Other symptoms could include:

  • Changes in mood or personality
  • Confusion as to time or place
  • Difficulty with routine tasks, such as doing laundry, sweeping, or cooking
  • Difficulty recognizing common objects
  • Difficulty recognizing people
  • Frequently misplacing things

Aging can result in impaired memory, but Alzheimer's disease results in more consistent periods of forgetfulness.

Over time, a person with Alzheimer's may need more and more help with activities of daily living, such as brushing teeth, getting dressed, and cutting food. They may become easily agitated, restless, experience personality withdrawals, and have difficulty speaking.

According to the National Institutes of Health, the survival rate for a person with Alzheimer's disease is usually 8 to 10 years after symptoms first appear. Because a person cannot care for themselves or they may not recognize the importance of eating, common causes of death include malnutrition, body wasting, or pneumonia.

When to see a doctor

Discussing the need for medical attention regarding memory changes can be challenging, but it is important to seek help to rule out other conditions. Other conditions that can cause dementia include a urinary tract infection or a brain tumor.

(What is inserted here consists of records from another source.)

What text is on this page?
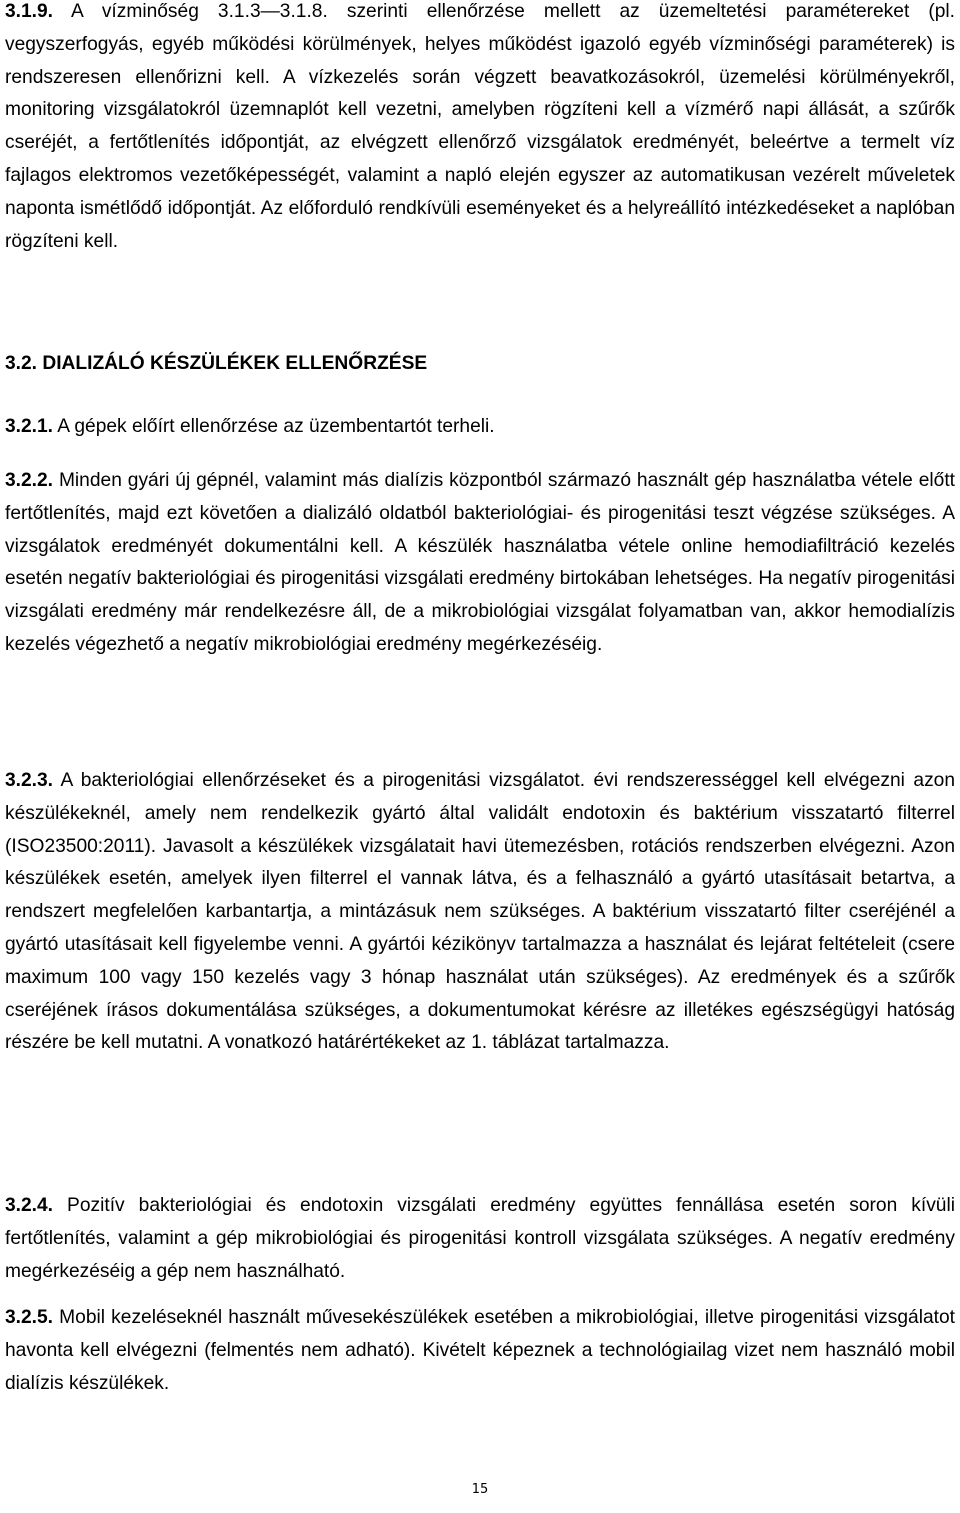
3.1.9. A vízminőség 3.1.3—3.1.8. szerinti ellenőrzése mellett az üzemeltetési paramétereket (pl. vegyszerfogyás, egyéb működési körülmények, helyes működést igazoló egyéb vízminőségi paraméterek) is rendszeresen ellenőrizni kell. A vízkezelés során végzett beavatkozásokról, üzemelési körülményekről, monitoring vizsgálatokról üzemnaplót kell vezetni, amelyben rögzíteni kell a vízmérő napi állását, a szűrők cseréjét, a fertőtlenítés időpontját, az elvégzett ellenőrző vizsgálatok eredményét, beleértve a termelt víz fajlagos elektromos vezetőképességét, valamint a napló elején egyszer az automatikusan vezérelt műveletek naponta ismétlődő időpontját. Az előforduló rendkívüli eseményeket és a helyreállító intézkedéseket a naplóban rögzíteni kell.

3.2. DIALIZÁLÓ KÉSZÜLÉKEK ELLENŐRZÉSE

3.2.1. A gépek előírt ellenőrzése az üzembentartót terheli.

3.2.2. Minden gyári új gépnél, valamint más dialízis központból származó használt gép használatba vétele előtt fertőtlenítés, majd ezt követően a dializáló oldatból bakteriológiai- és pirogenitási teszt végzése szükséges. A vizsgálatok eredményét dokumentálni kell. A készülék használatba vétele online hemodiafiltráció kezelés esetén negatív bakteriológiai és pirogenitási vizsgálati eredmény birtokában lehetséges. Ha negatív pirogenitási vizsgálati eredmény már rendelkezésre áll, de a mikrobiológiai vizsgálat folyamatban van, akkor hemodialízis kezelés végezhető a negatív mikrobiológiai eredmény megérkezéséig.

3.2.3. A bakteriológiai ellenőrzéseket és a pirogenitási vizsgálatot. évi rendszerességgel kell elvégezni azon készülékeknél, amely nem rendelkezik gyártó által validált endotoxin és baktérium visszatartó filterrel (ISO23500:2011). Javasolt a készülékek vizsgálatait havi ütemezésben, rotációs rendszerben elvégezni. Azon készülékek esetén, amelyek ilyen filterrel el vannak látva, és a felhasználó a gyártó utasításait betartva, a rendszert megfelelően karbantartja, a mintázásuk nem szükséges. A baktérium visszatartó filter cseréjénél a gyártó utasításait kell figyelembe venni. A gyártói kézikönyv tartalmazza a használat és lejárat feltételeit (csere maximum 100 vagy 150 kezelés vagy 3 hónap használat után szükséges). Az eredmények és a szűrők cseréjének írásos dokumentálása szükséges, a dokumentumokat kérésre az illetékes egészségügyi hatóság részére be kell mutatni. A vonatkozó határértékeket az 1. táblázat tartalmazza.

3.2.4. Pozitív bakteriológiai és endotoxin vizsgálati eredmény együttes fennállása esetén soron kívüli fertőtlenítés, valamint a gép mikrobiológiai és pirogenitási kontroll vizsgálata szükséges. A negatív eredmény megérkezéséig a gép nem használható.

3.2.5. Mobil kezeléseknél használt művesekészülékek esetében a mikrobiológiai, illetve pirogenitási vizsgálatot havonta kell elvégezni (felmentés nem adható). Kivételt képeznek a technológiailag vizet nem használó mobil dialízis készülékek.

15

Before an appointment, family members should consider making a list of medications the person is taking. The doctor can review it and ensure the medications are not causing symptoms.

Keeping a journal of noticeable symptoms as they develop over time can also help a doctor to establish potential patterns.

Although genetic testing is available to detect these genes for Alzheimer's disease, doctors do not generally recommend this testing for late-onset diseases. This is because the presence of the genes does not necessarily mean that a person will have the condition. In this case, testing could cause unnecessary worry, anxiety, and fear.

However, if a person has a family history of early-onset Alzheimer's, they may wish to pursue genetic testing. Before this takes place, most doctors will recommend meeting with a genetic counselor beforehand, to discuss the pros and cons of genetic testing, and how the results could be interpreted.

Sometimes, a doctor may recommend genetic testing when people show early Alzheimer's symptoms as this may dictate treatments and potential for therapeutic drug trials.

A number of large-scale studies are currently taking place into Alzheimer's disease and heredity.

Those who would like to contribute to the body of knowledge could contact researchers from the National Institute on Aging, who sponsor the Alzheimer's disease genetics study. The study tracks information on people who have more than two relatives that were diagnosed with Alzheimer's after age 65 years.